Exploring m7G modification to identify a novel gene target associated with cancer

Abstract

m7G modification, methylated by m7G writers, play a critical role in regulating gene expression. Recent studies have shown that aberrant expression of m7G modification and its writers contributes to cancer progression and results in worse patient survival in several human cancers. However, a systematic study that assesses the frequency and clinical relevance of aberrant m7G writer expression in a pan-cancer cohort has yet to be conducted. Therefore, this study aims to systematically investigate the molecular alteration and clinical relevance of m7G methyltransferase in human cancers and further validate the role of m7G modification in particular cancers exhibiting abnormal genetic alterations and significant clinical associations with m7G writers.

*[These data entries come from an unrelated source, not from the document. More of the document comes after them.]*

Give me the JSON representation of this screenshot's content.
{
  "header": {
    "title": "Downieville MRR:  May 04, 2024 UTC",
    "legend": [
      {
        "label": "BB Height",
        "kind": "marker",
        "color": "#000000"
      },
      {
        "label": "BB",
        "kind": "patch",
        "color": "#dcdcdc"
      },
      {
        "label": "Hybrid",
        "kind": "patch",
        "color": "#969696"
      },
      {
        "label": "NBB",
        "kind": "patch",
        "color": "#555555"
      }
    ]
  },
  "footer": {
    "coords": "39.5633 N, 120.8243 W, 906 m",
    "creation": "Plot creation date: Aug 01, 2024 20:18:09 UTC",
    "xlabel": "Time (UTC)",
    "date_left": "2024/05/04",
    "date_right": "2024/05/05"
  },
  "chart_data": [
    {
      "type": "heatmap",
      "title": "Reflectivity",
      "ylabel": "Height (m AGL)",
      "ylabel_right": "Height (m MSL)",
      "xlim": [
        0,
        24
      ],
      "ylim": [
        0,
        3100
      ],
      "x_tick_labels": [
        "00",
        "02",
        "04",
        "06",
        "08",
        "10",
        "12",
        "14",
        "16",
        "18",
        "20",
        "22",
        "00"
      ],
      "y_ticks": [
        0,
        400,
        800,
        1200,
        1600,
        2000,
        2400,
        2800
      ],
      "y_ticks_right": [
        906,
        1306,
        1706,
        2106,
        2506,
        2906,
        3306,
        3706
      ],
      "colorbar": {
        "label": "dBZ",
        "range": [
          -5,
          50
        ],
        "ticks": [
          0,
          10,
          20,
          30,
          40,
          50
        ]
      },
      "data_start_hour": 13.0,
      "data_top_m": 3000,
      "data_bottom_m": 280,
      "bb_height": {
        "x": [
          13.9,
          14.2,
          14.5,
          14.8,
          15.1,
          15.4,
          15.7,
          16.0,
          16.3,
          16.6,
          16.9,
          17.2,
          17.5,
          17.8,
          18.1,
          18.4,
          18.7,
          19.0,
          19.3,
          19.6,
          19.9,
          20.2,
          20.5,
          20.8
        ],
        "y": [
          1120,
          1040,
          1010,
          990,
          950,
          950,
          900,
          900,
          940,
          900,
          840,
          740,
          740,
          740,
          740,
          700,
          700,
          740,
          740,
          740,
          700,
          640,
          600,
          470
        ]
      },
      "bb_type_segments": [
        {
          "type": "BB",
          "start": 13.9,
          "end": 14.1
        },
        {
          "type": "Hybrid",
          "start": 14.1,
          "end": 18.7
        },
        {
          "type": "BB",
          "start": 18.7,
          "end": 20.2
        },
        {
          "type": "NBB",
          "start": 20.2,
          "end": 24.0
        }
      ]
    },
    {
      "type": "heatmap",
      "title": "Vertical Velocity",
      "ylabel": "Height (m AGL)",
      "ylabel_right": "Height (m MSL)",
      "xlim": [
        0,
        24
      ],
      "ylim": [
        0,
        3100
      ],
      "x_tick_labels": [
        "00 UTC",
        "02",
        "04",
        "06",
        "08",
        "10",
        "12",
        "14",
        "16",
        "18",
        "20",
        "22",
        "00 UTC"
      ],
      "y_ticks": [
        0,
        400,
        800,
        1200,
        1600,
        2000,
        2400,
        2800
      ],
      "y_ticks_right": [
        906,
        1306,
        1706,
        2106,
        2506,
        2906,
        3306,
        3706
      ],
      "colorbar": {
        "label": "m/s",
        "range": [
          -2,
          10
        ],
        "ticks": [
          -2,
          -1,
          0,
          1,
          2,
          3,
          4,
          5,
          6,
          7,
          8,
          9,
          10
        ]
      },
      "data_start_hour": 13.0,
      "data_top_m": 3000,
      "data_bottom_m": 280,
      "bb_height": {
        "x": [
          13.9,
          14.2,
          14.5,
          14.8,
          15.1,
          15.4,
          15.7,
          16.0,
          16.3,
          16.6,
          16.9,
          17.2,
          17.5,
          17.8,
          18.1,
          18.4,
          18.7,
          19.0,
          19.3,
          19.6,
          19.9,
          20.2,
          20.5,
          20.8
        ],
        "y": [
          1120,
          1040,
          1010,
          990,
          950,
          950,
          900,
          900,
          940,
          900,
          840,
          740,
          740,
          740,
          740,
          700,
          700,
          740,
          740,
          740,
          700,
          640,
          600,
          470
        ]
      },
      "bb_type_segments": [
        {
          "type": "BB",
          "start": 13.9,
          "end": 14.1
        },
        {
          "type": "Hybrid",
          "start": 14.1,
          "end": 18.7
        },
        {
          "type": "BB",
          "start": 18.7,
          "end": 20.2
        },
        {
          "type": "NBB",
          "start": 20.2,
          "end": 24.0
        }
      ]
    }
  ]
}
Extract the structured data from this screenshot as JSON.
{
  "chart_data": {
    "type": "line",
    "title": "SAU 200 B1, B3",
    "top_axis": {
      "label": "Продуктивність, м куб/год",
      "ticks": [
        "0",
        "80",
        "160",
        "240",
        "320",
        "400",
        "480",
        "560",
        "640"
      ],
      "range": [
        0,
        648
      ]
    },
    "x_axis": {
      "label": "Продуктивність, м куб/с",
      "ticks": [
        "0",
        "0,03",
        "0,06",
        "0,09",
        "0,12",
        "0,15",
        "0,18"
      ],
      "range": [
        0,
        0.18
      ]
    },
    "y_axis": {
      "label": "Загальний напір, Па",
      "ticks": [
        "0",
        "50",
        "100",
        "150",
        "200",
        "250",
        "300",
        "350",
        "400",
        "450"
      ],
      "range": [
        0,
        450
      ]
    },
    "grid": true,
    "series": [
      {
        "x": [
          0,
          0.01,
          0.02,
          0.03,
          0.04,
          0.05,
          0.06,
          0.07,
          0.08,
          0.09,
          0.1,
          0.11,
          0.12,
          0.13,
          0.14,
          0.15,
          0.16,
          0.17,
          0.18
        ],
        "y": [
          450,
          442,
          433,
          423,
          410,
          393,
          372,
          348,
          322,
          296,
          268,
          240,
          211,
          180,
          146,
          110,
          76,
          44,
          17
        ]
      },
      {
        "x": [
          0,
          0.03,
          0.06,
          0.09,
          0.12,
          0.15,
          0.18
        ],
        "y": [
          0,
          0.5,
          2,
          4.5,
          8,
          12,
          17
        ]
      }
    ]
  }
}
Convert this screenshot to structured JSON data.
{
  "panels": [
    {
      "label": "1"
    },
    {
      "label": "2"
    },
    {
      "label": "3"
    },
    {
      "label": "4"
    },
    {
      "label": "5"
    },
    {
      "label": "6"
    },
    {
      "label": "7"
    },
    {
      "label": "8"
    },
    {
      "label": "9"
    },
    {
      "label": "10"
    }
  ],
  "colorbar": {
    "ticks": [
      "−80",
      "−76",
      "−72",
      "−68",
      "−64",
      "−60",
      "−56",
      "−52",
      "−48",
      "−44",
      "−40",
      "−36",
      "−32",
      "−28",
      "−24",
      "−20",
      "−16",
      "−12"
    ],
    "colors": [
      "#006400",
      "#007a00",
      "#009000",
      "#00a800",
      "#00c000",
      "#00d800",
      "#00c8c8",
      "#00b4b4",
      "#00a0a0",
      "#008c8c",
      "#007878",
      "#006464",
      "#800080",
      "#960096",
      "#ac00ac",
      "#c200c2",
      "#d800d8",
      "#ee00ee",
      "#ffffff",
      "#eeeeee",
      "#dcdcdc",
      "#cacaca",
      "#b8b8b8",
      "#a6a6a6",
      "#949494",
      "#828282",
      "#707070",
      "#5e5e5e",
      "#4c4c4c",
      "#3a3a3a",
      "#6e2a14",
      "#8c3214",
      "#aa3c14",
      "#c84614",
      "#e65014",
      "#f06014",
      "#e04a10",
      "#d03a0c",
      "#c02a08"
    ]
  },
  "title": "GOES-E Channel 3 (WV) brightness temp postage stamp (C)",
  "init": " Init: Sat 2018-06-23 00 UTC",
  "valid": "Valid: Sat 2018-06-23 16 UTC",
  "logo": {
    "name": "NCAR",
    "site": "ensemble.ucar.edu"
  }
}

Our findings indicate that m7G writers are dysregulated in various cancers and are predominantly associated with poorer survival outcomes. Notably, we observe that aberrant expression of all m7G writers is strongly associated with patient survival in kidney renal clear cell carcinoma (KIRC).

We further investigate the role of m7G writers in KIRC, focusing on METTL1 and WBSCR22. Both METTL1 and WBSCR22 are overexpressed in advanced KIRC and are associated with worse overall survival. By performing knockdown studies in vitro, we found that depletion of METTL1 or WBSCR22 suppresses cell proliferation, colony formation and migration in KIRC cell lines, indicating their oncogenic role in KIRC. Additionally, we find that METTL1 and WBSCR22 expression is negatively correlated with the expression of key tumour suppressor genes commonly dysregulated in KIRC.

Our study provides insights into the potential utility of m7G writer expression as a cancer biomarker and proposes targeting m7G writers as a therapeutic strategy. We highlight the oncogenic role of METTL1 and WBSCR22 in KIRC and their potential as prognostic biomarkers and therapeutic targets.